Le nazionali rischiano di ‘acquistare’ giocatori come i club?

“Non credo che si vada in quella direzione. Mi sembra giusto avere la possibilità di convocare quei giocatori che possono e che vogliono venire. Il Brasile ha un’influenza africana tremenda, e il suo calcio, il più sviluppato del mondo, è figlio di questa ‘mezcla’. La Francia lo stesso, ha creato un mix spettacolare che si riflette in maniera meravigliosa sul campo. Tutti i Paesi seguono la stessa linea, non è una questione di maglia o di bandiera, ma di cultura”.

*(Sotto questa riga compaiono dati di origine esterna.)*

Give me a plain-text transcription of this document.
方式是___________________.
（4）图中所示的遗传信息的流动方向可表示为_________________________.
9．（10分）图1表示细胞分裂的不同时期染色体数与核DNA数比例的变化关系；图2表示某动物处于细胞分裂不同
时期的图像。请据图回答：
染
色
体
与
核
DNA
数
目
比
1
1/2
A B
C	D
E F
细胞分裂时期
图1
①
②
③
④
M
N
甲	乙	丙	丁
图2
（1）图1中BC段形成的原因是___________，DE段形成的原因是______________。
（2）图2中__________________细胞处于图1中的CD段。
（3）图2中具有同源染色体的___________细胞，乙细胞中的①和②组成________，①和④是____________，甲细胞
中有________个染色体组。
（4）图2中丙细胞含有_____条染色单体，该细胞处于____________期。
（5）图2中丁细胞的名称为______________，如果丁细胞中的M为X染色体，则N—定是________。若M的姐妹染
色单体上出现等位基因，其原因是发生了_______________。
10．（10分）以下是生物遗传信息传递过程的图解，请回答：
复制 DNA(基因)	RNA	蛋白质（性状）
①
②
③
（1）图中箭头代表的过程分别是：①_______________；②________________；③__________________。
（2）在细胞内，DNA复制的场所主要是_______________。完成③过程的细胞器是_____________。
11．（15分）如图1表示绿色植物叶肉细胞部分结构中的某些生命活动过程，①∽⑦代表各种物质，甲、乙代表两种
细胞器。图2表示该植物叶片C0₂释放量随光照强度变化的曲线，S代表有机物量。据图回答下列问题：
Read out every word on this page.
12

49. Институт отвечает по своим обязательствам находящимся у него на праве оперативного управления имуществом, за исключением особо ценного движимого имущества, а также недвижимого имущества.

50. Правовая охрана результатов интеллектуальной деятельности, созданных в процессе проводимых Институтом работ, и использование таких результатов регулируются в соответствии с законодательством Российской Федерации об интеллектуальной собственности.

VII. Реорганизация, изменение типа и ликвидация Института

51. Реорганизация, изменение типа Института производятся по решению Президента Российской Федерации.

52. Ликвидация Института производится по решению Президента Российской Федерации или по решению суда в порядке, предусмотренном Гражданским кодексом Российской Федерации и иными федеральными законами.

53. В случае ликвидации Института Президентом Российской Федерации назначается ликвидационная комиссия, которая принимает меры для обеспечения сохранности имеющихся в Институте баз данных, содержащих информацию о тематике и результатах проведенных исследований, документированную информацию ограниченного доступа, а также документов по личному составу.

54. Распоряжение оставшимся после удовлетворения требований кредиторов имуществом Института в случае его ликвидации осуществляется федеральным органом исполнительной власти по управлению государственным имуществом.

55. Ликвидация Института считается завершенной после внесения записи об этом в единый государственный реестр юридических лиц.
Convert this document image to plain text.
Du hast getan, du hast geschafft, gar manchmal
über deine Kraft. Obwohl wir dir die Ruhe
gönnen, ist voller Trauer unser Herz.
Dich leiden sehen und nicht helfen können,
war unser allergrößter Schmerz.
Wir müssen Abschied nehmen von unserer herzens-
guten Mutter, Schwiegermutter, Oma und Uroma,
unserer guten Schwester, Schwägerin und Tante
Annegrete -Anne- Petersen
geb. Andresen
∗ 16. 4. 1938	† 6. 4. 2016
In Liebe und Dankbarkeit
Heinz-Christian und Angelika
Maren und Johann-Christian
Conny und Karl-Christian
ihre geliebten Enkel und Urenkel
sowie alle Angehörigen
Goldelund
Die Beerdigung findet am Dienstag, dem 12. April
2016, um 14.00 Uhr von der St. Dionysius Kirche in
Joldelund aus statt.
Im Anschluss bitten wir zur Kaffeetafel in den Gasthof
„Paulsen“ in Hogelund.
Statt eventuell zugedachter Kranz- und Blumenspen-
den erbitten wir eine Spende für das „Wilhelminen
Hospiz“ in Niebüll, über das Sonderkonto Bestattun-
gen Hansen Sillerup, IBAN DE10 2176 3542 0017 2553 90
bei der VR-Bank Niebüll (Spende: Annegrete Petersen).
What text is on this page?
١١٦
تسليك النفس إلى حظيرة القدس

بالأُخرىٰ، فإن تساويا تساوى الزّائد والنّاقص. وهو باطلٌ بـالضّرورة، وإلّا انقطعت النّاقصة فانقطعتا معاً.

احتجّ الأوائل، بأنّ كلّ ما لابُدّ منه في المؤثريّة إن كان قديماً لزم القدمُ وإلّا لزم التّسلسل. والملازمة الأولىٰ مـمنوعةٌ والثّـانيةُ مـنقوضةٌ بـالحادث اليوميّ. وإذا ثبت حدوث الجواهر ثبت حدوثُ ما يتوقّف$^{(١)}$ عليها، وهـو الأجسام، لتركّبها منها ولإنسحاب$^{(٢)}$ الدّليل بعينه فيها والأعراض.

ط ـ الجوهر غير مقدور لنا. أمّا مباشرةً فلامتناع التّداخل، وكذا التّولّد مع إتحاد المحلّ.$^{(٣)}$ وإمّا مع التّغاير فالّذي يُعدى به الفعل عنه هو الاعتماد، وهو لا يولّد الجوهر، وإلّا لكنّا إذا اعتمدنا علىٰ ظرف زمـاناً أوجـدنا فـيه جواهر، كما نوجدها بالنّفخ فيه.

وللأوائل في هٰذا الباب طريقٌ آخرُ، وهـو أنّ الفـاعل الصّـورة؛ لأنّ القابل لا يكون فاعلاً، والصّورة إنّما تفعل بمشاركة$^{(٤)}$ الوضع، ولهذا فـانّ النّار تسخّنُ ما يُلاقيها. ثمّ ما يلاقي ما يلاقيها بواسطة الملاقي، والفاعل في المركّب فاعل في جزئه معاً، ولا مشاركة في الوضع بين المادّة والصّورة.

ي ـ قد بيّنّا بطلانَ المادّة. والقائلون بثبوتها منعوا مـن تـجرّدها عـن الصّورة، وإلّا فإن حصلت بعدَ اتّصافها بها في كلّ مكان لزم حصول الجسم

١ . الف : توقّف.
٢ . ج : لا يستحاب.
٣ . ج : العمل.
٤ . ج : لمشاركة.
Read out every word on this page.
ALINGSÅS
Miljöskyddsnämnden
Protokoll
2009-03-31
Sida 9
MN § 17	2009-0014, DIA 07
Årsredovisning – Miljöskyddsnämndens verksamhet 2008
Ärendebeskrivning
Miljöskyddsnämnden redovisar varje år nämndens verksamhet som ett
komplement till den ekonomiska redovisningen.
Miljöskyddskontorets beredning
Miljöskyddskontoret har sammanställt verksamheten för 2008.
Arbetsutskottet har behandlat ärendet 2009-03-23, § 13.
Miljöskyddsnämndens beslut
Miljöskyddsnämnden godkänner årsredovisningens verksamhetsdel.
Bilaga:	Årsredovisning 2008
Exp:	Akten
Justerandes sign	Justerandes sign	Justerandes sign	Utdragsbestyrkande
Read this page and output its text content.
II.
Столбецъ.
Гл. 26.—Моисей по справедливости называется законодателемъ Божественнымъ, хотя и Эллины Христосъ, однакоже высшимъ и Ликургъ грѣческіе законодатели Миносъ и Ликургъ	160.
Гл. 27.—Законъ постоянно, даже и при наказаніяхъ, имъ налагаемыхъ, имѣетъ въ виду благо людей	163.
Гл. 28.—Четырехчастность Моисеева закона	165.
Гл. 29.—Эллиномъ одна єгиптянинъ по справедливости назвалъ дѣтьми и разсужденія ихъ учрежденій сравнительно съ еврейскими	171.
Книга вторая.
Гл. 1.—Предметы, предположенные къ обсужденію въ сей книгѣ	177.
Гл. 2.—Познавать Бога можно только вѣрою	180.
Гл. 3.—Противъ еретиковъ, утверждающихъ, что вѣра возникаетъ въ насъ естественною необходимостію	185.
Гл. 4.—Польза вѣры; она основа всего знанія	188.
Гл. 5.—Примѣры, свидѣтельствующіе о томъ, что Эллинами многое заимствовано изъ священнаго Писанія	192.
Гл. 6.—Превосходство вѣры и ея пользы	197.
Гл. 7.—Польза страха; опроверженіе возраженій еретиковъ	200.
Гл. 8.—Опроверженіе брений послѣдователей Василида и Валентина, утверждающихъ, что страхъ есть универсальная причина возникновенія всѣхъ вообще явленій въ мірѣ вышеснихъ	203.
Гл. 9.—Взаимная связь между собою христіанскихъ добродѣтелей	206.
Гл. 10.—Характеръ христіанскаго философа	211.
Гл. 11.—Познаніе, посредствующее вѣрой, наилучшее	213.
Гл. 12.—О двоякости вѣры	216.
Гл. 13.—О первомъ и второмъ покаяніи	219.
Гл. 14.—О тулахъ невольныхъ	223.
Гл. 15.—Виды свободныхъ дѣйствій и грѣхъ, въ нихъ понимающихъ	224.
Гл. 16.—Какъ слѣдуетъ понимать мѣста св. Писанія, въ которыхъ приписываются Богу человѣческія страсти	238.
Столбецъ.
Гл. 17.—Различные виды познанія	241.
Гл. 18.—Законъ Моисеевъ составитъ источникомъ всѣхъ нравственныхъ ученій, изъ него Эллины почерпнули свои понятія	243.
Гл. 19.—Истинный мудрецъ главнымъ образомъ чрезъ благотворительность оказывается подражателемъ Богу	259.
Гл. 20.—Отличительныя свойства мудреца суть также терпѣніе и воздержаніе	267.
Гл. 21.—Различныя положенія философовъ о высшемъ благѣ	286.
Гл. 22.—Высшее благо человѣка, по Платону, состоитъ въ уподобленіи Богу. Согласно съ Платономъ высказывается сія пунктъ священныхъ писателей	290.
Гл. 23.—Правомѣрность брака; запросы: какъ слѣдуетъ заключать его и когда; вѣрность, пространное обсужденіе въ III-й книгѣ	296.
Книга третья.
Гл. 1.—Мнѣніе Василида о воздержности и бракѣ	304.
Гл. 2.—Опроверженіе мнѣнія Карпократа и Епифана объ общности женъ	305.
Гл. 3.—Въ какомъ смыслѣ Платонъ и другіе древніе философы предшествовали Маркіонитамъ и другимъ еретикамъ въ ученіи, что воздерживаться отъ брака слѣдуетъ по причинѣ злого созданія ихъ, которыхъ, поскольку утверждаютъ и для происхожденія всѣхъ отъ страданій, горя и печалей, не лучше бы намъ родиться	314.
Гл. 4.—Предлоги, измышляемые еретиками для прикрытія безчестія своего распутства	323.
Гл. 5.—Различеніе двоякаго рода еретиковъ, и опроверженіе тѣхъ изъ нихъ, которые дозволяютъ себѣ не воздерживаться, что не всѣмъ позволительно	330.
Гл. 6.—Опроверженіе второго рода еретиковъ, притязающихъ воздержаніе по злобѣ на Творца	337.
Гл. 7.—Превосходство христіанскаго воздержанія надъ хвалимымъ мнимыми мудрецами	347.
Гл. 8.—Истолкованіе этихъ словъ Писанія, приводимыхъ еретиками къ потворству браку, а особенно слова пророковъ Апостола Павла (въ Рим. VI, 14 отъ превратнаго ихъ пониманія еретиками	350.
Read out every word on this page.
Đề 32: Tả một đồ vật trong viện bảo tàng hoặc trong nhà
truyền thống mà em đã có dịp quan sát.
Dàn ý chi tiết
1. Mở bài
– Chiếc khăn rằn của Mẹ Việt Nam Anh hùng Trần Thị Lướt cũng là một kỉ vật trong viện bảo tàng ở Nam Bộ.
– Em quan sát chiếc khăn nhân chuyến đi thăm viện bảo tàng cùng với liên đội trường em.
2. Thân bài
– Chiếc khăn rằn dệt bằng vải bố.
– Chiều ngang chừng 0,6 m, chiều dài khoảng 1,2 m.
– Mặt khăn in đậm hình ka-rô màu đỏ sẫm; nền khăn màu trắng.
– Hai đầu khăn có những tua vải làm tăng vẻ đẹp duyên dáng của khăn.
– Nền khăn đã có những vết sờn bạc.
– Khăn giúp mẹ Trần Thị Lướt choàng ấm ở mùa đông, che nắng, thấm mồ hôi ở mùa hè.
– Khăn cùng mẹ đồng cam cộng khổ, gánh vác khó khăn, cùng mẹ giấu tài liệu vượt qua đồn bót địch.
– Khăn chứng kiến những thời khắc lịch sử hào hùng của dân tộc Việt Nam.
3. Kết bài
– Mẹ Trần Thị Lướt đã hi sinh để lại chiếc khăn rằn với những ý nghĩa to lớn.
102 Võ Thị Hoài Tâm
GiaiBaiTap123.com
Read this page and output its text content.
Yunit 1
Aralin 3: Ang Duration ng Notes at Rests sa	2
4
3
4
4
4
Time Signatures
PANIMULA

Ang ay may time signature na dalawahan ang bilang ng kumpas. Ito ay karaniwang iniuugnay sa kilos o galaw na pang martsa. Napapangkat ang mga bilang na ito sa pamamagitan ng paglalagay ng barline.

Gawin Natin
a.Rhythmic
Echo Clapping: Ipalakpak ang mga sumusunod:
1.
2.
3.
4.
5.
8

Cos’ha pensato quando ha visto Eriksen accasciarsi?

“Il calcio passa in ultimo piano. Pensi: ‘Che stiamo facendo qui ad allenarci, a giocare al calcio?’. Ma allo stesso tempo sei lì a sperare e a pregare con tutte le tue forze che recuperi perché sai che vuole vivere, ovviamente, ma anche che vuole tornare a giocare a calcio. Un incrocio di emozioni tra la voglia di lasciare tutto e una riflessione sulla bellezza e la fortuna di ciò che facciamo”.

Ha avuto paura?

“No, perché questi episodi succedono col contagocce. È come quando leggi di un incidente aereo: quanti aerei hai preso e quanti ne sono caduti?”.

I 5 cambi hanno cambiato l’intensità del gioco?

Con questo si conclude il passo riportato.